Encarando o Desenvolvedor - AJAX: Novidade ou distração?

Veja neste artigo de Mauro Sant'Anna o que você precisa saber sobre o Ajax.

AJAX: Novidade ou distração?

 

Uma das tecnologias mais comentadas atualmente no desenvolvimento para Web é o “AJAX”, que significa “Asynchronous Javascript And Xml”, ou seja, “JavaScript Assíncrono e XML”. Não é a sigla mais bem formada do mundo, pois inclui um artigo e outra sigla, mas deixa para lá.

O AJAX ganhou fama em março de 2005 quando, por razões não totalmente compreendidas, vários veículos de imprensa noticiaram esta “nova tecnologia”, associando-a a empresa Google. Um dos veículos notórios foi o respeitável Wall Street Journal, já que recentemente o Google havia colocado ações à venda com esplendoroso, reluzente e inoxidável sucesso.

 

Mais ou menos ao mesmo tempo, o Google colocou no ar sites como o mail.google.com e maps.google.com que efetivamente tinham uma interface com usuário meio diferente, pois você consegue fazer um monte de coisa no cliente sem que a página seja totalmente redesenhada – mesmo que o aplicativo precise buscar mais informação do servidor. Todos os outros fornecedores de software rapidamente pularam no barco e declararam que eram AJAX desde criancinha. A Microsoft, por exemplo, criou o “Projeto Atlas” para tirar vantagem do AJAX. IBM, SAP, Sun e Apple não ficaram atrás.

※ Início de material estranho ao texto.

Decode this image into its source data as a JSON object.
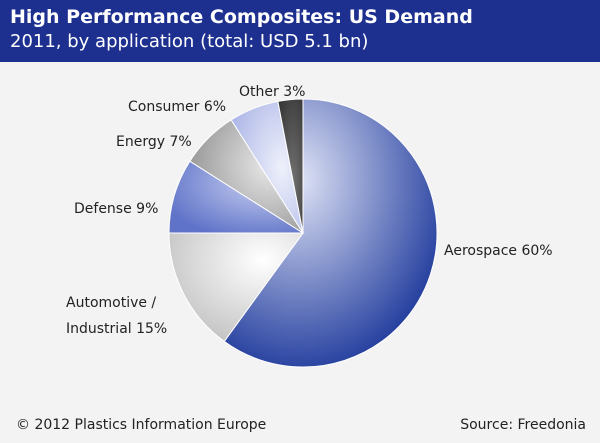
{
  "header": {
    "title": "High Performance Composites: US Demand",
    "subtitle": "2011, by application (total: USD 5.1 bn)"
  },
  "chart_data": {
    "type": "pie",
    "title": "High Performance Composites: US Demand",
    "subtitle": "2011, by application (total: USD 5.1 bn)",
    "unit": "%",
    "slices": [
      {
        "label": "Aerospace 60%",
        "name": "Aerospace",
        "value": 60,
        "color": "#1f3a9c"
      },
      {
        "label": "Automotive / Industrial 15%",
        "label_lines": [
          "Automotive /",
          "Industrial 15%"
        ],
        "name": "Automotive / Industrial",
        "value": 15,
        "color": "#d6d6d6"
      },
      {
        "label": "Defense 9%",
        "name": "Defense",
        "value": 9,
        "color": "#7f8fd4"
      },
      {
        "label": "Energy 7%",
        "name": "Energy",
        "value": 7,
        "color": "#a8a8a8"
      },
      {
        "label": "Consumer 6%",
        "name": "Consumer",
        "value": 6,
        "color": "#b8c0ea"
      },
      {
        "label": "Other 3%",
        "name": "Other",
        "value": 3,
        "color": "#4a4a4a"
      }
    ],
    "legend": "none",
    "start": "top, clockwise"
  },
  "footer": {
    "copyright": "© 2012 Plastics Information Europe",
    "source": "Source: Freedonia"
  }
}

Será que estamos mesmo diante de uma grande e revolucionária novidade? A verdade é mais prosaica.

 

Lá pelo ano da graça de 2001, o pessoal na Microsoft do grupo do Exchange Server que cuidava do Outlook Web Access, tinha como missão fazer um site Web que funcionasse o mais parecido possível com o Outlook “normal”. Isso era uma missão Hercúlea, pois o Outlook é um software bastante interativo, muito diferente da lerdeza usual da Web. Eles tiveram então uma idéia: colocar uns comandos na linguagem JavaScript (que roda no cliente) que permitissem conversar com o servidor de forma assíncrona, independente do ciclo de carga da página. Como o XML já estava na moda, eles acharam por bem usar o XML e criaram o objeto “XMLHttpRequest”, disponível a partir do Internet Explorer 5. Outros navegadores concorrentes como o Mozilla e o Safari também implementaram o objeto XMLHttpRequest.

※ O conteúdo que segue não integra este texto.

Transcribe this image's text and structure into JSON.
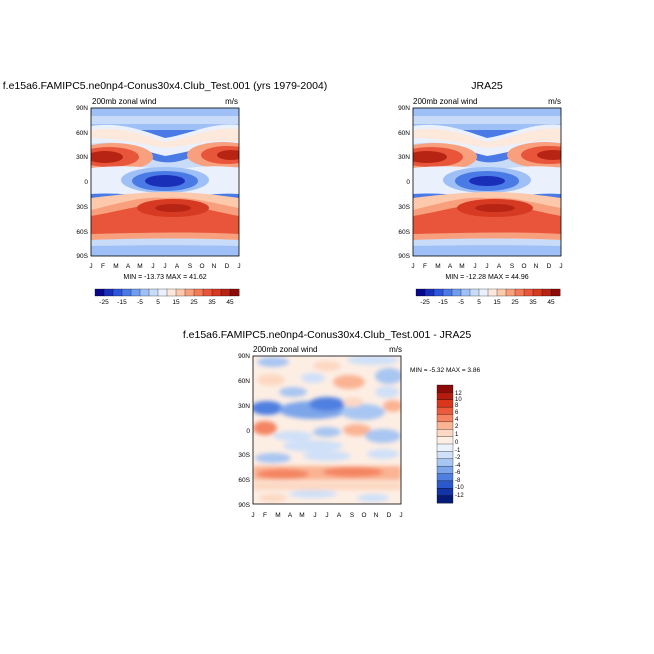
{
  "chart_data": [
    {
      "type": "heatmap",
      "title": "f.e15a6.FAMIPC5.ne0np4-Conus30x4.Club_Test.001 (yrs 1979-2004)",
      "left_label": "200mb zonal wind",
      "right_label": "m/s",
      "stats": "MIN = -13.73 MAX =  41.62",
      "min": -13.73,
      "max": 41.62,
      "x_ticks": [
        "J",
        "F",
        "M",
        "A",
        "M",
        "J",
        "J",
        "A",
        "S",
        "O",
        "N",
        "D",
        "J"
      ],
      "y_ticks": [
        "90N",
        "60N",
        "30N",
        "0",
        "30S",
        "60S",
        "90S"
      ],
      "colorbar_labels": [
        "-25",
        "-15",
        "-5",
        "5",
        "15",
        "25",
        "35",
        "45"
      ]
    },
    {
      "type": "heatmap",
      "title": "JRA25",
      "left_label": "200mb zonal wind",
      "right_label": "m/s",
      "stats": "MIN = -12.28 MAX =  44.96",
      "min": -12.28,
      "max": 44.96,
      "x_ticks": [
        "J",
        "F",
        "M",
        "A",
        "M",
        "J",
        "J",
        "A",
        "S",
        "O",
        "N",
        "D",
        "J"
      ],
      "y_ticks": [
        "90N",
        "60N",
        "30N",
        "0",
        "30S",
        "60S",
        "90S"
      ],
      "colorbar_labels": [
        "-25",
        "-15",
        "-5",
        "5",
        "15",
        "25",
        "35",
        "45"
      ]
    },
    {
      "type": "heatmap",
      "title": "f.e15a6.FAMIPC5.ne0np4-Conus30x4.Club_Test.001 - JRA25",
      "left_label": "200mb zonal wind",
      "right_label": "m/s",
      "stats": "MIN =  -5.32 MAX =   3.86",
      "min": -5.32,
      "max": 3.86,
      "x_ticks": [
        "J",
        "F",
        "M",
        "A",
        "M",
        "J",
        "J",
        "A",
        "S",
        "O",
        "N",
        "D",
        "J"
      ],
      "y_ticks": [
        "90N",
        "60N",
        "30N",
        "0",
        "30S",
        "60S",
        "90S"
      ],
      "colorbar_labels": [
        "12",
        "10",
        "8",
        "6",
        "4",
        "2",
        "1",
        "0",
        "-1",
        "-2",
        "-4",
        "-6",
        "-8",
        "-10",
        "-12"
      ]
    }
  ],
  "colors": {
    "full_scale": [
      "#08088c",
      "#1a2fb8",
      "#2d56dc",
      "#4a7ae6",
      "#6f9cef",
      "#9fc0f6",
      "#c8dbf8",
      "#eaf1fc",
      "#fde9dc",
      "#fcc9ad",
      "#f8a07e",
      "#f27a58",
      "#e8553a",
      "#d63a22",
      "#b82414",
      "#8c0a08"
    ],
    "diff_scale": [
      "#8c0a08",
      "#b51c10",
      "#d9361d",
      "#eb5a3a",
      "#f48462",
      "#fab393",
      "#fcd8c2",
      "#fdeee4",
      "#eaf2fc",
      "#cfe0f8",
      "#a8c6f2",
      "#7da6ea",
      "#4f7fe0",
      "#2b59cc",
      "#1333a6",
      "#061b78"
    ]
  }
}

Até março de 2005, quando recebeu o nome de AJAX, essa tecnologia ficou essencialmente confinada ao Outlook Web Access do Exchange 2003.

 

Não há dúvida que o AJAX permite a criação de sites mais interativos, ao não recarregar página nas alterações simples. No entanto, como qualquer tecnologia baseada em script de cliente, ela é bastante difícil de usar e pouco produtiva. Para a maioria dos desenvolvedores, eu recomendo utilizar uma biblioteca de terceiros que implemente AJAX. Usá-la diretamente é algo muito caro e justificável em poucos sites e poucas situações.

Mas existe outro aspecto do AJAX que eu acho bastante negativo: é a ilusão de que com ele a interface Web ficará tão boa quanto a interface Windows.

 

A interface Web tradicional (HTML) é indubitavelmente pobre; os aplicativos são lentos e chatos de usar, daí toda a onda em torno de AJAX. Uma excelente alternativa é a criação de aplicativos “SmartClients”, disponíveis no .NET Framework. Depois de existirem por alguns anos sem muita divulgação e com alguns problemas de implementação, a Microsoft finalmente os melhorou bastante no Framework 2.0 com a tecnologia ClickOnce. O sistema operacional Vista, a ser lançado ainda em 2006, trará uma interface com usuário muito mais rica (chamada Windows Presentation Foundation), que incentivará o uso do ClickOnce. Parecia que estava tudo certo para que os SmartClient finalmente triunfassem e que a interface HTML ficasse restrita às situações onde o acesso universal fosse absolutamente necessário. Os aplicativos Intranet e Extranet migrariam naturalmente para SmartClient.

 

Entra em cena o AJAX e as pessoas que estariam considerando o SmartClient passam a ter a ilusão que o SmartClient não é necessário afinal, que o AJAX resolverá todos os problemas. É óbvio que nem o melhor site AJAX consegue ter a mesma interface que um aplicativo GUI, mas os desavisados podem pensar que “é só uma questão de tempo, podemos esperar um pouco até que o AJAX fique igual ao GUI”. O problema é que isso nunca vai acontecer. Mas até o pessoal perceber, pode passar uns dois anos. Dois anos SEM SmartClient.

Isso para não falar que tem gente que já pensa que AJAX e a interface do Windows Vista são a mesma coisa (não são), mas isso é outra estória.